Common cooling problems
Maintaining a stable temperature is critical for your engine. Issues with cooling require quick repairs, but can usually be identified quickly or limited with preventative maintenance.
Common Cooling Problems
Coolant leaks and fluid
The most common coolant issue is low fluid caused by a leak. A leak can occur anywhere in the cooling system from a cracked or worn hose and radiator to a leaking water pump seal or heater core. To check for leaks or cracks that aren’t immediately visible, use a pressure tester. The pressure tester forces coolant through the system, making any leaks more obvious.
Flush and fill
When was the last time you flushed and filled your radiator? Electrochemical degradation from old coolant and contaminants can weaken the cooling system, leading to corrosion of the radiator and puts hoses, the water pump, thermostat and radiator cap at risk. A coolant flush and fill is recommended every five years or every 100,000 miles. If you’re worried about an issue within this interval, you can use a coolant tester to measure temperature protection.
Thermostats control the flow of coolant into the radiator by changing between ‘open’ and ‘closed’ positions.

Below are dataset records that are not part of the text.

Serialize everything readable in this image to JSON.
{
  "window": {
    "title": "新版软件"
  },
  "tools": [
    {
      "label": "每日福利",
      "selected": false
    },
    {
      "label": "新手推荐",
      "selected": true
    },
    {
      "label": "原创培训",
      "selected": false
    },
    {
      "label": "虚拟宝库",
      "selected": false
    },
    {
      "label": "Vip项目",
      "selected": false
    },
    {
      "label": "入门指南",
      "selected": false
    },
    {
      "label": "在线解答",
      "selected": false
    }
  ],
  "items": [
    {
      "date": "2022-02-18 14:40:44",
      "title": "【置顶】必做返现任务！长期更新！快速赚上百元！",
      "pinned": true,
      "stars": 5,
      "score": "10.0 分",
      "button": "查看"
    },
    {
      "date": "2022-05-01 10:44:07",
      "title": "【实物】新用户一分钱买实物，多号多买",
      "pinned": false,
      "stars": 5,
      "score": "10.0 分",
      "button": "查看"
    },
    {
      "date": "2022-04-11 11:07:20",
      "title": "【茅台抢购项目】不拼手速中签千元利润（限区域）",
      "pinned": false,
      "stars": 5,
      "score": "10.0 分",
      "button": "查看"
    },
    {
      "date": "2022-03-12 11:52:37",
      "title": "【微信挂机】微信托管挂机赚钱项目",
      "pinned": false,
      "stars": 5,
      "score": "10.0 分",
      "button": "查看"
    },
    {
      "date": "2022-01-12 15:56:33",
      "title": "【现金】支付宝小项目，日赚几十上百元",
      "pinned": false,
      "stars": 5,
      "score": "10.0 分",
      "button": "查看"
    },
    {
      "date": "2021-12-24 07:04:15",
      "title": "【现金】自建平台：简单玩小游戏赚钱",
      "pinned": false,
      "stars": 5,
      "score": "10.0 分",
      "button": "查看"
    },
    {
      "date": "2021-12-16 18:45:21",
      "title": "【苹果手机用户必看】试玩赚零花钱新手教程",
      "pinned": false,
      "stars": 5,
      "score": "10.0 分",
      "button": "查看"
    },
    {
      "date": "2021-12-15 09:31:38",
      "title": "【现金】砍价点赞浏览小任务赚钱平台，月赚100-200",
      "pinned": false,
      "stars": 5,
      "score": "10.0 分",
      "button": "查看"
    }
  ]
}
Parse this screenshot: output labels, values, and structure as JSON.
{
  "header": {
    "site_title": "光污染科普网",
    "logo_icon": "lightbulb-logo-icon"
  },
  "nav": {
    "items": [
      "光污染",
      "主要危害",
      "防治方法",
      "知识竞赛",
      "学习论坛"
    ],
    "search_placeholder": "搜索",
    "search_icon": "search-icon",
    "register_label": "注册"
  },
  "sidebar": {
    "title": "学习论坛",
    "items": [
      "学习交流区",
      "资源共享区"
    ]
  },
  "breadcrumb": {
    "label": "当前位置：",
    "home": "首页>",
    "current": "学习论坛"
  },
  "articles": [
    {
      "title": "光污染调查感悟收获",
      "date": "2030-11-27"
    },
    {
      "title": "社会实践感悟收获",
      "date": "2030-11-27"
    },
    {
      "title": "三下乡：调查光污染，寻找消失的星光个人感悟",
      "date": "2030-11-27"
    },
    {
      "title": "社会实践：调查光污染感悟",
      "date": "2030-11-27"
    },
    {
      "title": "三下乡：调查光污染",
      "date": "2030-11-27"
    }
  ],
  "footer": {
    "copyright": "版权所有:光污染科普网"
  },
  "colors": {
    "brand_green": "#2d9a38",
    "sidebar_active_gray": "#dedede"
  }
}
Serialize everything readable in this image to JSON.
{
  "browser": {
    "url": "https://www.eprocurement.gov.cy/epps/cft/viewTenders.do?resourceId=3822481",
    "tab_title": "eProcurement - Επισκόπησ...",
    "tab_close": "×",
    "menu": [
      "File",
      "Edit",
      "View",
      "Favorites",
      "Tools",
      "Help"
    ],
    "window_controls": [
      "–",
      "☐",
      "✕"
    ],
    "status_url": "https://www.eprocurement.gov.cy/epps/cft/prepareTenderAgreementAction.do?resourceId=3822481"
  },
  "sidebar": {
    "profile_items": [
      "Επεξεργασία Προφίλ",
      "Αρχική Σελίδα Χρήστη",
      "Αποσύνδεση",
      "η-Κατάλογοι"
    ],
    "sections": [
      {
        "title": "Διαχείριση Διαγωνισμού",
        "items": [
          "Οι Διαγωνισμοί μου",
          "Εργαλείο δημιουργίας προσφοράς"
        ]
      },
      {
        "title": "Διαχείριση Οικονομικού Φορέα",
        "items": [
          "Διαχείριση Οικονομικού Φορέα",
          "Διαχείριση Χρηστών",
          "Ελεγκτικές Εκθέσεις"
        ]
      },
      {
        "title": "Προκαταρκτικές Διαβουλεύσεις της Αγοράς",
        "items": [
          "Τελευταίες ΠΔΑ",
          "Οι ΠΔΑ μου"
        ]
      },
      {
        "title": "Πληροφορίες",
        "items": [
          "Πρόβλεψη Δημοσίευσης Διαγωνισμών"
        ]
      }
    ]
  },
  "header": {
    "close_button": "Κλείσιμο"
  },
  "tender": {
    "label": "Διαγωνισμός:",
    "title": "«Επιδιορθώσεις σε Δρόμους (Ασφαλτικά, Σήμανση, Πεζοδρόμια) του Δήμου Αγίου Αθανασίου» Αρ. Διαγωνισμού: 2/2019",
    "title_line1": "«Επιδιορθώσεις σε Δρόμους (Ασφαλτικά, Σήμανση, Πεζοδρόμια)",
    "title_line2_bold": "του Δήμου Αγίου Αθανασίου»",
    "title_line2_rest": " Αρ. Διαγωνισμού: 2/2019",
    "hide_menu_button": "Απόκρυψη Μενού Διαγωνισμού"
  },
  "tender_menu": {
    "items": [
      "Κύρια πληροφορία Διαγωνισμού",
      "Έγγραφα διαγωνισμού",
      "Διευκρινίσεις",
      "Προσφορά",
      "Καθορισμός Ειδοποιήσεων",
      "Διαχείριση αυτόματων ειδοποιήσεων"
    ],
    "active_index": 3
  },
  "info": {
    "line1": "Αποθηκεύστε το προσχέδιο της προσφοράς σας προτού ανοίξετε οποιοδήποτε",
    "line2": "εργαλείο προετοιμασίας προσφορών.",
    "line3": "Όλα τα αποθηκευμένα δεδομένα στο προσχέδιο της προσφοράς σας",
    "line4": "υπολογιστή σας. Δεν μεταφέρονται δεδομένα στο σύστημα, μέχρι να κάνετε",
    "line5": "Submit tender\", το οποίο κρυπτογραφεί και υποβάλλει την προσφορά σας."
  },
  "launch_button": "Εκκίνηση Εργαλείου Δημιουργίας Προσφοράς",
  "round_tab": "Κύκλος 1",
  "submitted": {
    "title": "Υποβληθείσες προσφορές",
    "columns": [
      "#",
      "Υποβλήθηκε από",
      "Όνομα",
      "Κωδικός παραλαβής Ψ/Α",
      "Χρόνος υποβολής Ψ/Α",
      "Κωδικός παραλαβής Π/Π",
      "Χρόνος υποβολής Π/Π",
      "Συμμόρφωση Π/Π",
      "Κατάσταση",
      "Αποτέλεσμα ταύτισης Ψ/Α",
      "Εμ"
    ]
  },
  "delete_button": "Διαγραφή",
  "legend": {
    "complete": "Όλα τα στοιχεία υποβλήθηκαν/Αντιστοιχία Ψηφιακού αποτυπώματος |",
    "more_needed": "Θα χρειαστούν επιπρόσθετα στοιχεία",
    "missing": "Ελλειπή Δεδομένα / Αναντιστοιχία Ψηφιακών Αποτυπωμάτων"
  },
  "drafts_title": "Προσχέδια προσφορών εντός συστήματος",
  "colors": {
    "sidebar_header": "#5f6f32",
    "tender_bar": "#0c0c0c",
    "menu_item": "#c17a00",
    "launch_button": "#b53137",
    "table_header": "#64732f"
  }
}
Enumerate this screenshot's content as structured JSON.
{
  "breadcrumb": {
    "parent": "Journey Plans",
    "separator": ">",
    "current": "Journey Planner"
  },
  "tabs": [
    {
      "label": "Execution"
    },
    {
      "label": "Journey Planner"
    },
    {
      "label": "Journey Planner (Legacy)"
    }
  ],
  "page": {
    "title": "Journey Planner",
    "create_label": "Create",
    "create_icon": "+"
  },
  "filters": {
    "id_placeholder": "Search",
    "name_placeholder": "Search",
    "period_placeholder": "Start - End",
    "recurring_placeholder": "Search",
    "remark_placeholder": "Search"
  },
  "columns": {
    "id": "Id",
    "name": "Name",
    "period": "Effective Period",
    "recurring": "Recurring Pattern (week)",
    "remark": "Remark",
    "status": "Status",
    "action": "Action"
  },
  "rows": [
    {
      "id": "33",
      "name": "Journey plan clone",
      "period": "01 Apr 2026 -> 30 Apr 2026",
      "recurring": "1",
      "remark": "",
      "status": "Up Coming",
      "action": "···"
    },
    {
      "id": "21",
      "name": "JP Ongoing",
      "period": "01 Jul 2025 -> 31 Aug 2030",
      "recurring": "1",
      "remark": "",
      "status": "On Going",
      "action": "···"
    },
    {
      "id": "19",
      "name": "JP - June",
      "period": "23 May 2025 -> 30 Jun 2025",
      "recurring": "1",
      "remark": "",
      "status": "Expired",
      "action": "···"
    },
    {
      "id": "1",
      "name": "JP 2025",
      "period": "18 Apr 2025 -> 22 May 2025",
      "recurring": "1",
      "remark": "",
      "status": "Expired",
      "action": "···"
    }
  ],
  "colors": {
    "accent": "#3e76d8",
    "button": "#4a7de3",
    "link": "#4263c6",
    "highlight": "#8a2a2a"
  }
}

When they fail, they stick in one of these two positions. If the thermostat fails in the open position, it will allow a continuous flow of coolant into the radiator, causing the engine to run inefficiently and other parts to incur extra wear. In this situation, your vehicle will not be able to reach operating temperature. A few ways to notice this issue are if the temperature gauge hovers around the C marker, if the check engine light comes on, or if the heater is blowing cool or just a little warm, but not hot. If the thermostat fails in the closed position, coolant flow is blocked completely and your engine will overheat. In this case, a dashboard light should surface, you’ll notice the temperature gauge closer to H, staying on H, or jumping to H very quickly while driving, and the thermostat needs to be replaced immediately.